Four ways to fix ICBC
Yes, the Insurance Corp. of B.C. has been mismanaged and is in crisis, losing $913 million last year. But that’s the past. The issue now is how to fix the problems and set the corporation on a sustainable course.
Almost every British Columbian has a stake in seeing that done quickly and prudently, in a way that maintains protection for those hurt in crashes while keeping rates affordable.
The Ernst and Young report commissioned by the former government offers an excellent starting point, and Attorney General David Eby has taken some first steps, including increasing the hours for red-light cameras, which inexplicably have been turned off 18 hours of every day. There are four key areas to pursue. First, ICBC’s costs need to be reviewed to ensure all savings have been realized (although its operating costs are about 40 per cent lower than the Canadian average, Ernst and Young found). A review is under way.

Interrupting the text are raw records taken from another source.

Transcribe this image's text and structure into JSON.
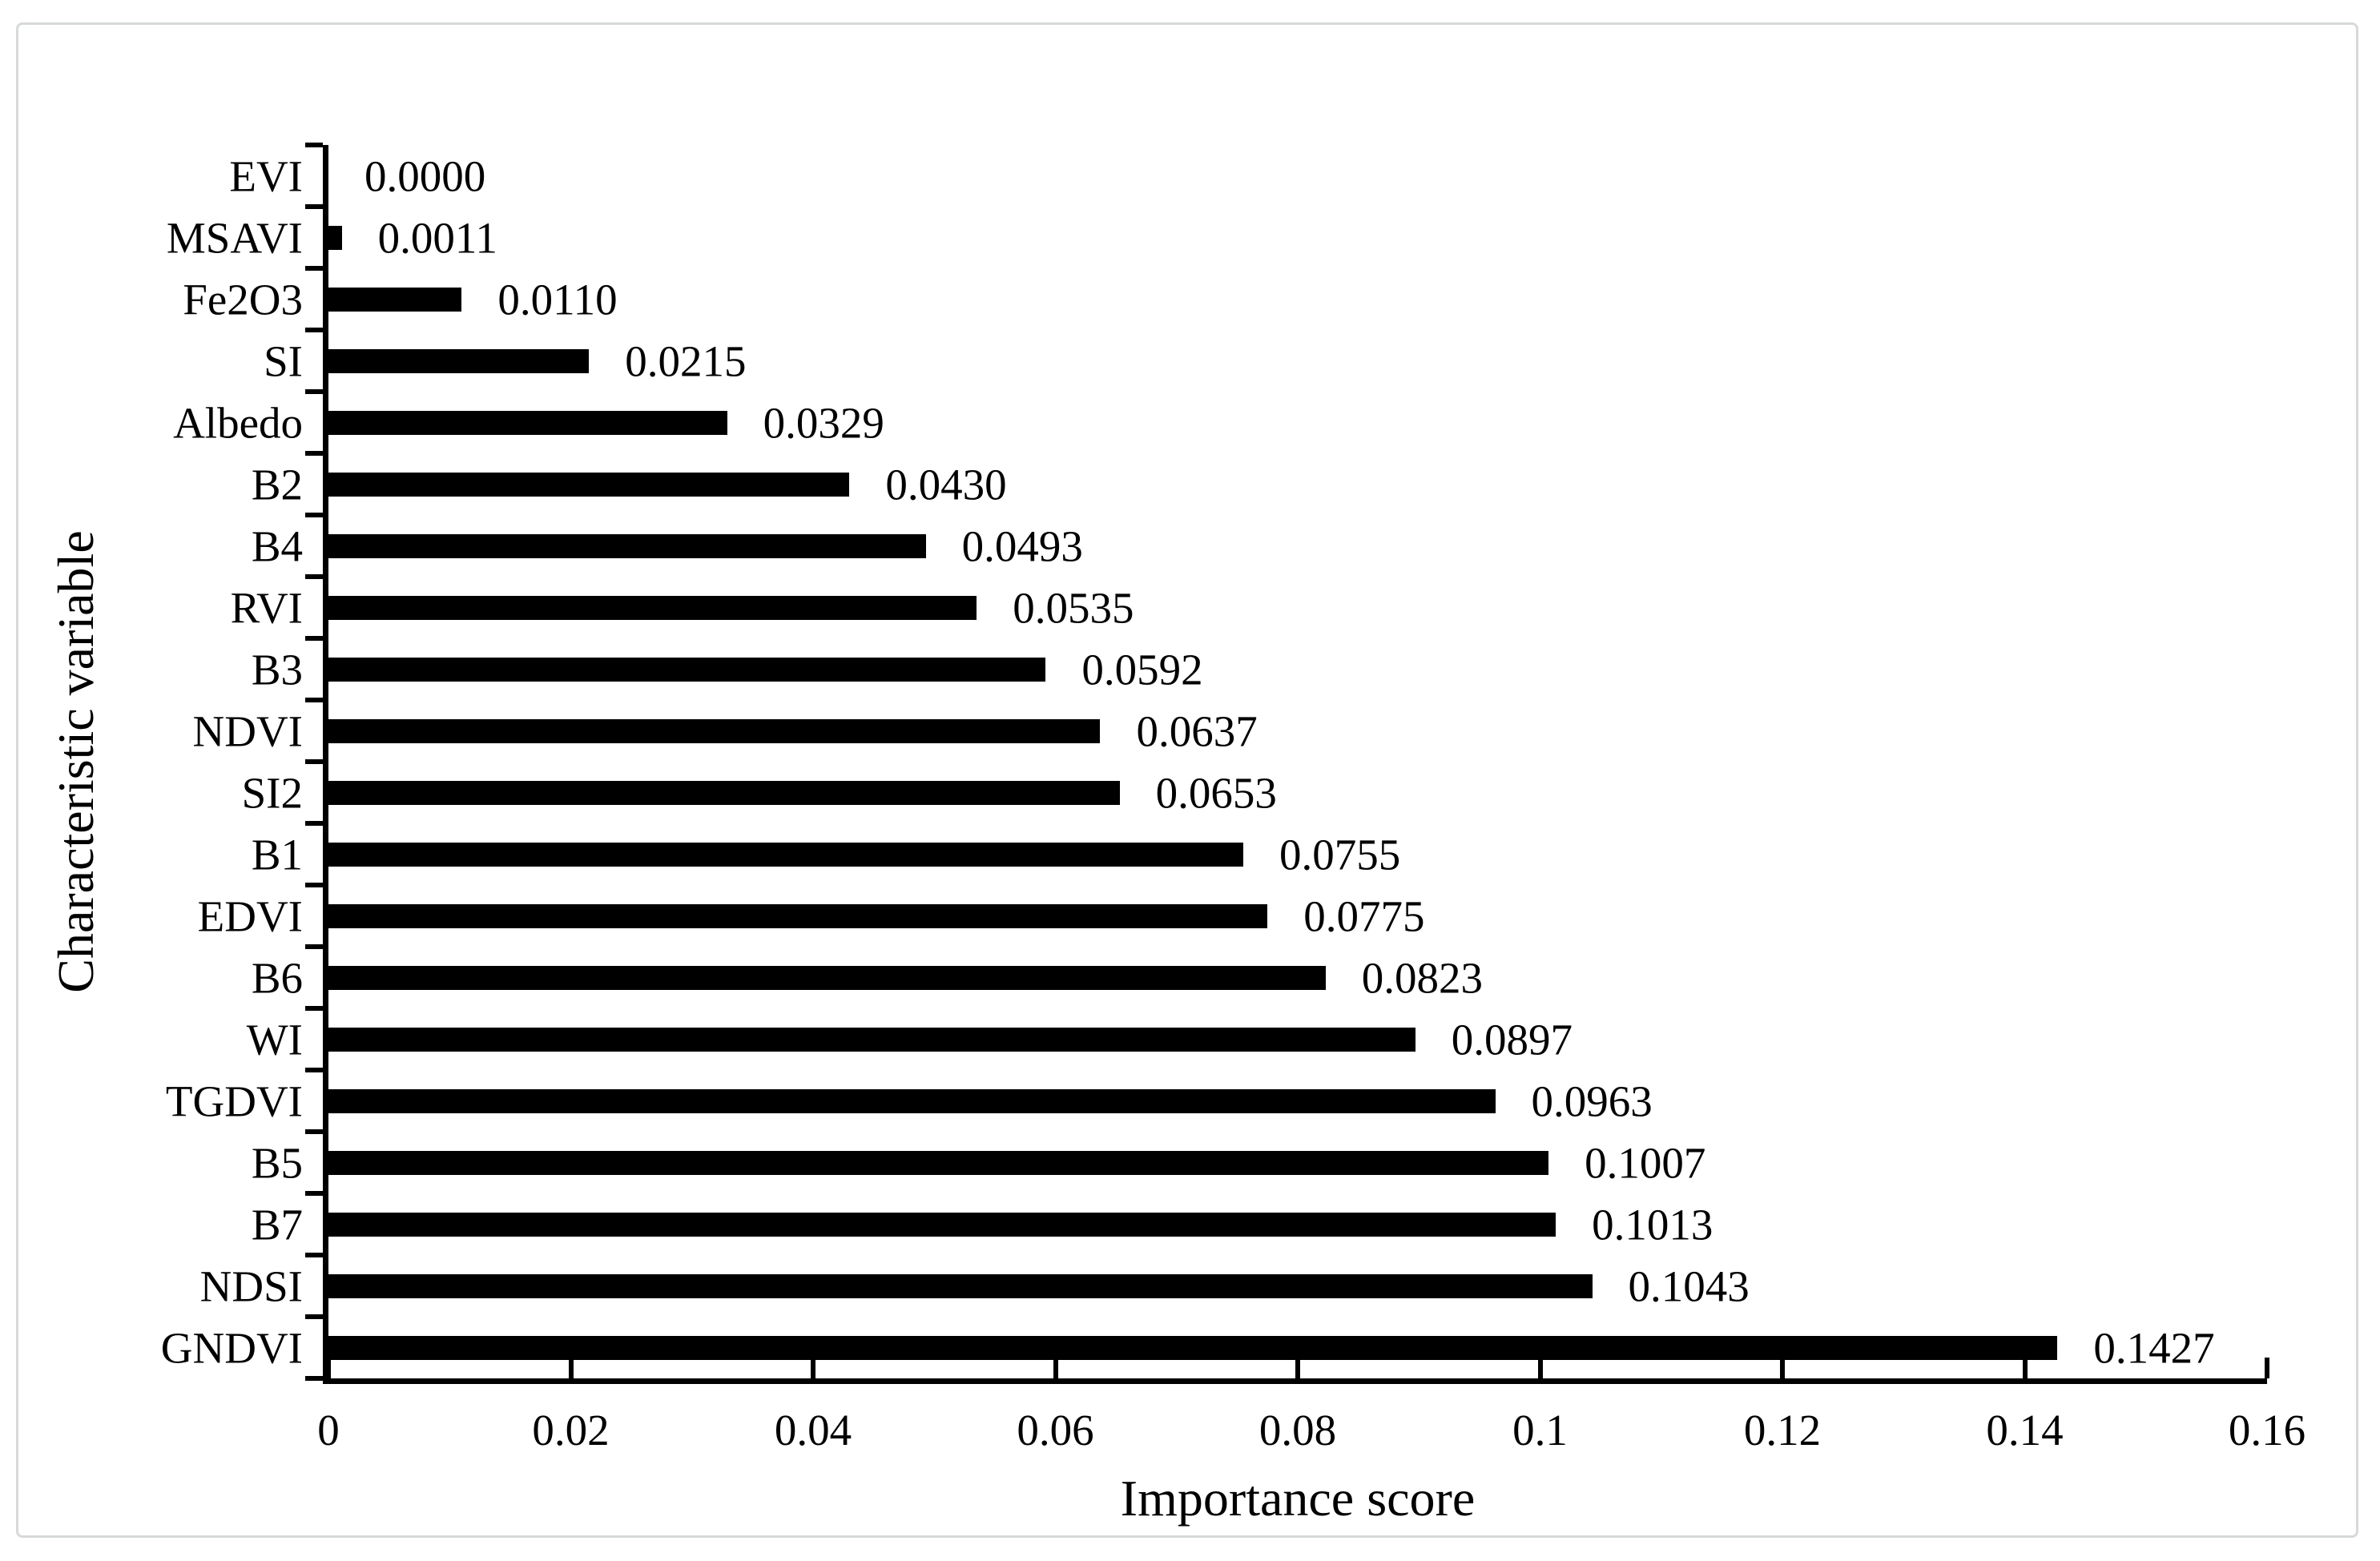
{
  "figure": {
    "background": "#ffffff",
    "frame_border_color": "#d6d9da"
  },
  "chart_data": {
    "type": "bar",
    "orientation": "horizontal",
    "title": "",
    "xlabel": "Importance score",
    "ylabel": "Characteristic variable",
    "categories": [
      "EVI",
      "MSAVI",
      "Fe2O3",
      "SI",
      "Albedo",
      "B2",
      "B4",
      "RVI",
      "B3",
      "NDVI",
      "SI2",
      "B1",
      "EDVI",
      "B6",
      "WI",
      "TGDVI",
      "B5",
      "B7",
      "NDSI",
      "GNDVI"
    ],
    "values": [
      0.0,
      0.0011,
      0.011,
      0.0215,
      0.0329,
      0.043,
      0.0493,
      0.0535,
      0.0592,
      0.0637,
      0.0653,
      0.0755,
      0.0775,
      0.0823,
      0.0897,
      0.0963,
      0.1007,
      0.1013,
      0.1043,
      0.1427
    ],
    "value_labels": [
      "0.0000",
      "0.0011",
      "0.0110",
      "0.0215",
      "0.0329",
      "0.0430",
      "0.0493",
      "0.0535",
      "0.0592",
      "0.0637",
      "0.0653",
      "0.0755",
      "0.0775",
      "0.0823",
      "0.0897",
      "0.0963",
      "0.1007",
      "0.1013",
      "0.1043",
      "0.1427"
    ],
    "xlim": [
      0,
      0.16
    ],
    "x_tick_labels": [
      "0",
      "0.02",
      "0.04",
      "0.06",
      "0.08",
      "0.1",
      "0.12",
      "0.14",
      "0.16"
    ],
    "bar_color": "#000000",
    "grid": false,
    "legend": null
  }
}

Second, the government needs to find ways to reduce the number of claims. Crashes have increased 23 per cent in the past three years, and B.C. now has the third-highest crash rate among provinces.
The obvious solutions are road improvements to high-crash routes and improved enforcement.
While crashes have been increasing, enforcement has been going in the other direction. The number of tickets and charges for three key road offences — speeding, distracted driving and impaired driving — has fallen by 11 per cent in the past two years. Fatalities linked to those offences increased by 13 per cent in the same period.
Simple measures such as speed cameras and increasing the number of red-light cameras while allowing them to capture photos of people speeding through intersections would save ICBC about $250 million a year, according to Ernst and Young — enough to cut premiums by $75.
Third, the government needs to tackle the rising cost of claims. And this is where great care and public consultation are needed.
The obvious solution is to move to nofault insurance, as proposed — and abandoned — by the former NDP government a generation ago. No-fault insurance sets a fixed schedule of payments for people injured in crashes, typically eliminates the possibility of awards for pain and suffering and eliminates much of the legal wrangling about liability.
Ernst and Young notes the average ICBC settlement for minor injuries has more than tripled since 2000, with pain-and-suffering awards making up about half the costs.
The appeal — and big savings — are obvious. But the effect on injured drivers and passengers is significant, and a full public discussion is needed.
This would be an excellent opportunity for the new government to make use of an all-party legislative committee to review the issues and make recommendations.
One solution is to follow the path of Saskatchewan, which offers drivers both options, with no-fault much less expensive.
ICBC needs to change. But the changes need to be made carefully and with full public involvement.